Dreadlocks re-appeared carrying a tray laden with an earthenware tea service. At one end of the library was a living area, complete with a cherry wood dining table. They all sat down and Teyla poured. Tea wasn’t really Rodney’s thing – he was pretty sure his blood was mostly coffee at this point – but he took the proffered cup and added several sugar cubes to it.

“What is it you wish to know?” Teyla asked as she sipped her tea.

“Rodney was visited by one of the Heavenly Host,” John explained. “He indicated that Rodney isn’t completely human, but not in what way. We need to find out before my people do.”

John’s people being power-hungry, upwardly mobile demons who’d either exploit Rodney’s otherness or try to destroy it if it wasn’t useful to them.

“The danger does not only come from Below,” Teyla said. “If there is value, others will seek it out. It is good you came to me.”

She held out her hand and Dreadlocks took a tiny covered bowl off the tea tray and handed it to her.

“Rodney and I must Journey together to find that which you seek.”

That didn’t sound good, a feeling that was reinforced when Teyla took the top off the little bowl to reveal dried slivers of something red. 

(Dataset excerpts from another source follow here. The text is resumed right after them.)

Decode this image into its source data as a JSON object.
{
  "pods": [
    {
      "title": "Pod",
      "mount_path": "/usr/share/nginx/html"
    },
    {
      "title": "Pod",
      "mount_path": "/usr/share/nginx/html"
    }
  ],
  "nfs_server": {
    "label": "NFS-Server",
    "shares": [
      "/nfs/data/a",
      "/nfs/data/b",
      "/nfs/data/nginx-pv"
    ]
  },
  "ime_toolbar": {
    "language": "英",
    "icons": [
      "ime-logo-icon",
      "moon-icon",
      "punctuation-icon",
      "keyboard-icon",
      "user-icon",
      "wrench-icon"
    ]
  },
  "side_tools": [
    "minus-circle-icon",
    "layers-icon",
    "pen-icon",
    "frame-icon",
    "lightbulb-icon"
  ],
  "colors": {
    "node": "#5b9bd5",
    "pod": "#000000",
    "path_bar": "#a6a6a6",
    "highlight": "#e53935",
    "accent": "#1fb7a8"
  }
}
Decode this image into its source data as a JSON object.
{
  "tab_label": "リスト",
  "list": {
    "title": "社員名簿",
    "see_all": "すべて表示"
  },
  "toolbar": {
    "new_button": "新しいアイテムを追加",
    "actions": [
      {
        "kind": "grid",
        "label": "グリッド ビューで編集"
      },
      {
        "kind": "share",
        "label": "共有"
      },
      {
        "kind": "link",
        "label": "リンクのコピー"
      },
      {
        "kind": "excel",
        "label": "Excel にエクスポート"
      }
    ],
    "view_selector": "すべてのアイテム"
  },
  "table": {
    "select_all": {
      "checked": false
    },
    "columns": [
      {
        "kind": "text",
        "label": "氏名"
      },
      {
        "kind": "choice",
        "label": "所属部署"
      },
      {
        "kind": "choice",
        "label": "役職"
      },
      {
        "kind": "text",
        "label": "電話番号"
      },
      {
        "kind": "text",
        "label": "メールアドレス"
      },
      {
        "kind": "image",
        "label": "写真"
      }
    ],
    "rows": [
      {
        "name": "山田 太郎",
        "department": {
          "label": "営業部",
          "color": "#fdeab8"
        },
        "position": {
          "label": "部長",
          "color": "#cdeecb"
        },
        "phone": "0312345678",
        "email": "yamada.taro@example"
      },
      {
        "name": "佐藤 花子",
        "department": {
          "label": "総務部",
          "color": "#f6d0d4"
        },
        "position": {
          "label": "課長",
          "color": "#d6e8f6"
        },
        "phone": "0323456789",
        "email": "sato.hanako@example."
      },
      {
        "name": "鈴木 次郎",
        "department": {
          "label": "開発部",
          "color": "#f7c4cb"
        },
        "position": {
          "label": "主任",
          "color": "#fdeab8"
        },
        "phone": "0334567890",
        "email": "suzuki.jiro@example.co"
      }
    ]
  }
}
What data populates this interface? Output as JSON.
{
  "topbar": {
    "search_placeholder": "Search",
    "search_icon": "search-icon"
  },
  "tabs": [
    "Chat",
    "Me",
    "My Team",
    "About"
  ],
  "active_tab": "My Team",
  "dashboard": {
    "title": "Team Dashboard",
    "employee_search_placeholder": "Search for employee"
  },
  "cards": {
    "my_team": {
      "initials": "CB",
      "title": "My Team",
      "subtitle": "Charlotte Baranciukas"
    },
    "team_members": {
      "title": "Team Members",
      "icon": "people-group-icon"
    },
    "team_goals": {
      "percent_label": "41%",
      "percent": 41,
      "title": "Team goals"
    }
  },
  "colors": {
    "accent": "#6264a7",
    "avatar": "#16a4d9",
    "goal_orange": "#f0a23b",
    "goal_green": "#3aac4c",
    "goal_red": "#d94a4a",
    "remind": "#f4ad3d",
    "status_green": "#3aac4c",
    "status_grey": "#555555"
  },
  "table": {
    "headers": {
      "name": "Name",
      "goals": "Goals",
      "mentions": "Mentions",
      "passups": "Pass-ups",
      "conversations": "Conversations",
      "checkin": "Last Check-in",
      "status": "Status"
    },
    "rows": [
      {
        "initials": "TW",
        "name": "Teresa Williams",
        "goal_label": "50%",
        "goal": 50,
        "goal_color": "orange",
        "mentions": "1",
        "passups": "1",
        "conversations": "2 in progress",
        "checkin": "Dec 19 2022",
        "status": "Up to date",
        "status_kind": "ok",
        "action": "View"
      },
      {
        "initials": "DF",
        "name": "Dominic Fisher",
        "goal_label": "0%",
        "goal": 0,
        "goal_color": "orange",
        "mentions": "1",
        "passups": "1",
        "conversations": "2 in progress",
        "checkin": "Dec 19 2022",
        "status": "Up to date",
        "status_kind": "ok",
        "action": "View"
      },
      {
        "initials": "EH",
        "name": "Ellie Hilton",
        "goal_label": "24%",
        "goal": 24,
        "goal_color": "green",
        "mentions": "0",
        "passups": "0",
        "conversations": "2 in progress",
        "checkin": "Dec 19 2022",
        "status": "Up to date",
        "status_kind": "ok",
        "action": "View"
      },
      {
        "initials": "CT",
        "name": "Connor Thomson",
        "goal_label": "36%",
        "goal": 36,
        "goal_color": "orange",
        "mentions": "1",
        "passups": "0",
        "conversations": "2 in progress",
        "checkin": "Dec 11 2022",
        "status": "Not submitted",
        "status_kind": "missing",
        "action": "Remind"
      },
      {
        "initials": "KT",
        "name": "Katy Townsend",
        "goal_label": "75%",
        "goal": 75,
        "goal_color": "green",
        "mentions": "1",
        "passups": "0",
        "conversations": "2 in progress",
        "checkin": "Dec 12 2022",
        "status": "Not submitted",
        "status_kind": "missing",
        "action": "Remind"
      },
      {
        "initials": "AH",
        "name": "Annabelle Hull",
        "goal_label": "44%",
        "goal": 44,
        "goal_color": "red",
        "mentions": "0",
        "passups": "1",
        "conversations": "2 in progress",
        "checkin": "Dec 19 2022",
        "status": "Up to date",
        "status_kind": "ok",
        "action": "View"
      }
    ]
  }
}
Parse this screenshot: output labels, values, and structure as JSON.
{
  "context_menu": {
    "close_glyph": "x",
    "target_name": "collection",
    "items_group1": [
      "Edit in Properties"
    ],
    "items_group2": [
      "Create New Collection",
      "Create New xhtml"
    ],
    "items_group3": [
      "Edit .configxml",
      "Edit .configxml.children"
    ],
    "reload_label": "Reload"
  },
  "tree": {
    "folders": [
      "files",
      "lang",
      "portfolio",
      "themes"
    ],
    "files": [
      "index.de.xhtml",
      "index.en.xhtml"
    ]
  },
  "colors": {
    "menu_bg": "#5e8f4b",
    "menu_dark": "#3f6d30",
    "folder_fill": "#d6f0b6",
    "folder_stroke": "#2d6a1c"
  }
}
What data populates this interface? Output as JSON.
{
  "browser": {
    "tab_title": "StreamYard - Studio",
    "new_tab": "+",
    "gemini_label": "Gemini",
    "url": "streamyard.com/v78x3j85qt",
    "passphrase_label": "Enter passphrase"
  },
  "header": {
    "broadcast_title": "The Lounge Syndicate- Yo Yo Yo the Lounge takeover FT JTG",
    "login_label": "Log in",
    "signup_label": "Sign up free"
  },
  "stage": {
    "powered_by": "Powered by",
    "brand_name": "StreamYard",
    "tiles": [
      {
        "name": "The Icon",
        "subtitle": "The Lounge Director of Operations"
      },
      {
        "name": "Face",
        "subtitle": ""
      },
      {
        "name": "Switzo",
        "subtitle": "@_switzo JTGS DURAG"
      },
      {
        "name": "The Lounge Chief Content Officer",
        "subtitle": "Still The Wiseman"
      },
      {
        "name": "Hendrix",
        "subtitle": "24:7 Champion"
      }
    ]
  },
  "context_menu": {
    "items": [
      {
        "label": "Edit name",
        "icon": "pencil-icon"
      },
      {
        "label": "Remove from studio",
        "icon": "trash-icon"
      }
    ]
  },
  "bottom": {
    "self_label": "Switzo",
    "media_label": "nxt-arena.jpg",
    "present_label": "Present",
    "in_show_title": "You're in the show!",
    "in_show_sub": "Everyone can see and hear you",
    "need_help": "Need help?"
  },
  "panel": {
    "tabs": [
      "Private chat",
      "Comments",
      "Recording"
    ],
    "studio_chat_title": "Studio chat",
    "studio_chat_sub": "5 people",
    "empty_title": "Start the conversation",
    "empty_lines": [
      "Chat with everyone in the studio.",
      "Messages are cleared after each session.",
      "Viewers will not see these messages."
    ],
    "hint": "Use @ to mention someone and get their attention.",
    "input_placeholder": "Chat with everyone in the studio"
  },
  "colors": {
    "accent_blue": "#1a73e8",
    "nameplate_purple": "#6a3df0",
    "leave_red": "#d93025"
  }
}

“You want me to do _mushrooms_?”

“These are not mushrooms. They are the roots of the ruus plant, which is native to my realm. Only once your mind is clear and open to me can we discover that which is hidden.”

“I can’t do this,” Rodney said. “I don’t take drugs. I mean, yes, stimulants from time to time because my schedule can get a little crazy and I need to stay awake for exams, but never psychotropics! Do you know what that could do to my brain? I can’t –”

“Hey,” John said. He slung his arm across Rodney’s shoulders. “It won’t hurt you. I promise.”

“I would not harm you,” Teyla said, sounding just a little insulted. “This is the only way.”

“I’ll be right here with you the whole time,” John said.

Rodney wanted to leave, but he wasn’t stupid. He knew John and Teyla were right in that they needed to find out what Evan knew and wasn’t saying. Forewarned was forearmed, as the saying went. And he trusted John, he really did.

“I’d feel better if you had your game face on,” Rodney said, feeling a little pathetic to even ask.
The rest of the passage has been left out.